Viene citato un “comunicato stampa” perché giuridicamente non è stato firmato nulla di vincolante: come ricordato da Chiara Favilli, professoressa di Diritto dell’Unione europea all’Università di Firenze, è il “paradosso di un accordo che viene definito dichiarazione e sul piano materiale svanisce impedendo che sia contestato sul piano giuridico”. Quello che non c’è nella nota stampa, invece, sono i Paesi di provenienza che nel frattempo sono stati aggiunti tra coloro che vengono ricollocati in forza di quell’accordo: Afghanistan, Siria, Somalia, Bangladesh e Pakistan. “Le persone di queste nazionalità che arrivano in Grecia vivono di fatto in un limbo: la loro richiesta d’asilo viene dichiarata inammissibile ma dal marzo 2020 non venivano neanche riportati sulle coste turche. Una sorta di elefante nella stanza per le autorità greche che non sapevano cosa fare con queste persone”. Ora l’indirizzo dato sembra essere chiaro.
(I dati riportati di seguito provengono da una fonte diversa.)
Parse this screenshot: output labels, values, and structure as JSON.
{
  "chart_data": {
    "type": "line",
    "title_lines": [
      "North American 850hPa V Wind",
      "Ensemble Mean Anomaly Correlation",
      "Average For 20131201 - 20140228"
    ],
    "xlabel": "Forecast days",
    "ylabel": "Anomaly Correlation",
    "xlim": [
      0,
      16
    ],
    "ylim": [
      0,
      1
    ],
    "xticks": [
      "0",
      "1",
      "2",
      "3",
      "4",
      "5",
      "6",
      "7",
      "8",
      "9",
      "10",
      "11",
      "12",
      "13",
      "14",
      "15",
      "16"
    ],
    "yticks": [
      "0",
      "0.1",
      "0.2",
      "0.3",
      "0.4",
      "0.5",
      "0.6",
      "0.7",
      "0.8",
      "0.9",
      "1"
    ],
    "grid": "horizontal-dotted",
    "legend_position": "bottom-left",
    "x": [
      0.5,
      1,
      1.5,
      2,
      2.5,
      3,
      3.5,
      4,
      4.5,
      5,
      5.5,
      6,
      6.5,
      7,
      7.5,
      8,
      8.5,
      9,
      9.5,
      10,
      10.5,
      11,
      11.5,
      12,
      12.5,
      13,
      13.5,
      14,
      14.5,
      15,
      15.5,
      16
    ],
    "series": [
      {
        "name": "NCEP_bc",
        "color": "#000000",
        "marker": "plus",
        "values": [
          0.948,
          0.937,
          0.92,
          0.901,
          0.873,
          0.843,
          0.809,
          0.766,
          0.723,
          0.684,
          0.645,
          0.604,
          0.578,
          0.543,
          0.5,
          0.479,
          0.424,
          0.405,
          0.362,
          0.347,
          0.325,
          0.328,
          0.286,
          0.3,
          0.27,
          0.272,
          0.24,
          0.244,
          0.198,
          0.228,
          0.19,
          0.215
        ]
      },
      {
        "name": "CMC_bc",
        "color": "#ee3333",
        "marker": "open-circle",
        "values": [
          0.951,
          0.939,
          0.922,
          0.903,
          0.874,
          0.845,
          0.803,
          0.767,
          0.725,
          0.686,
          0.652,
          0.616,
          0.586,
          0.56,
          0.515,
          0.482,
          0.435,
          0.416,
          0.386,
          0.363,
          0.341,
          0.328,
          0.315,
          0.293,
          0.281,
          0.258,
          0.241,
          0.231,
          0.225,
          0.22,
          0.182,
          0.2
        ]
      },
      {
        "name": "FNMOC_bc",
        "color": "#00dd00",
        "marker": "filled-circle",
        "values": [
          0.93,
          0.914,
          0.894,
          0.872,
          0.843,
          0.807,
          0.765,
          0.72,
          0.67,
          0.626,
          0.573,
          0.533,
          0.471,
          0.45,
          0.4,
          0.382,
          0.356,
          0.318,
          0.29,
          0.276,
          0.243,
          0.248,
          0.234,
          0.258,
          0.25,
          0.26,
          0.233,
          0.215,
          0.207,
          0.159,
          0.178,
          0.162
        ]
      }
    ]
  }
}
Il modus operandi è sintetizzato al settimo punto del capitolato. Sono infatti previste condizioni molto rigide per il contraente che deve seguire “prontamente e diligentemente le istruzioni di Frontex e delle autorità greche”, “applicare discrezione e riservatezza in relazione all’attività” con l’impossibilità di “documentare o condividere informazioni sull’attività con mezzi quali foto, video, commenti o condivisioni sui social media” e non può consentire “la presenza a bordo di passeggeri che non siano partecipanti alle attività non espressamente autorizzati da Frontex”. 

Il neo direttore esecutivo Hans Leijtens, che si è insediato all’inizio di aprile di quest’anno, sembra così seguire la via tracciata dal suo predecessore, Fabrice Leggeri. A nulla vale il fatto che il 9 marzo di quest’anno l’Agenzia per la prima volta sia stata costretta a comparire dinanzi alla Corte di giustizia dell’Unione europea: il caso promosso dall’avvocata tedesca Lisa-Marie Komp riguarda il rimpatrio nel 2016 di una famiglia siriana con quattro bambini piccoli che, pochi giorni dopo aver presentato richiesta d’asilo in Grecia è stata caricata su un aereo e riportata in Turchia su un volo gestito proprio da Frontex sempre nell’ambito dell’accordo Ue-Turchia.

La stessa “dinamica” che si vorrebbe replicare per mezzo dei traghetti: l’Agenzia, in altri termini, non si fa problemi nel non attendere l’esito di un procedimento che ha come oggetto proprio la stessa attività che verrebbe riproposta con i ferry. Altreconomia ha domandato a Frontex, a seguito dell’inchiesta del New York Times, quali azioni intenda intraprendere in merito alle pratiche della polizia di frontiera greca chiedendo espressamente se sia in discussione l’attivazione dell’articolo 46 del regolamento dell’Agenzia che prevede il ritiro degli agenti da un Paese qualora non vengano rispettati i diritti umani durante le operazioni di “controllo” dei confini. Nessuna risposta anche se il nuovo bando per traghettare centinaia di persone verso la Turchia parla da sé.

Le offerte per aggiudicarsi la commessa devono giungere a Frontex entro il 29 giugno, il 30 verranno aperte le buste per aggiudicare la gara e assegnare il servizio. I contraenti così come l’affidatario (cioè l’Agenzia) devono garantire che “si comporteranno in conformità con l’ordine pubblico, nel pieno rispetto dei diritti fondamentali sanciti dalla Carta dei diritti fondamentali dell’Unione europea”. Una clausola che sa di farsa.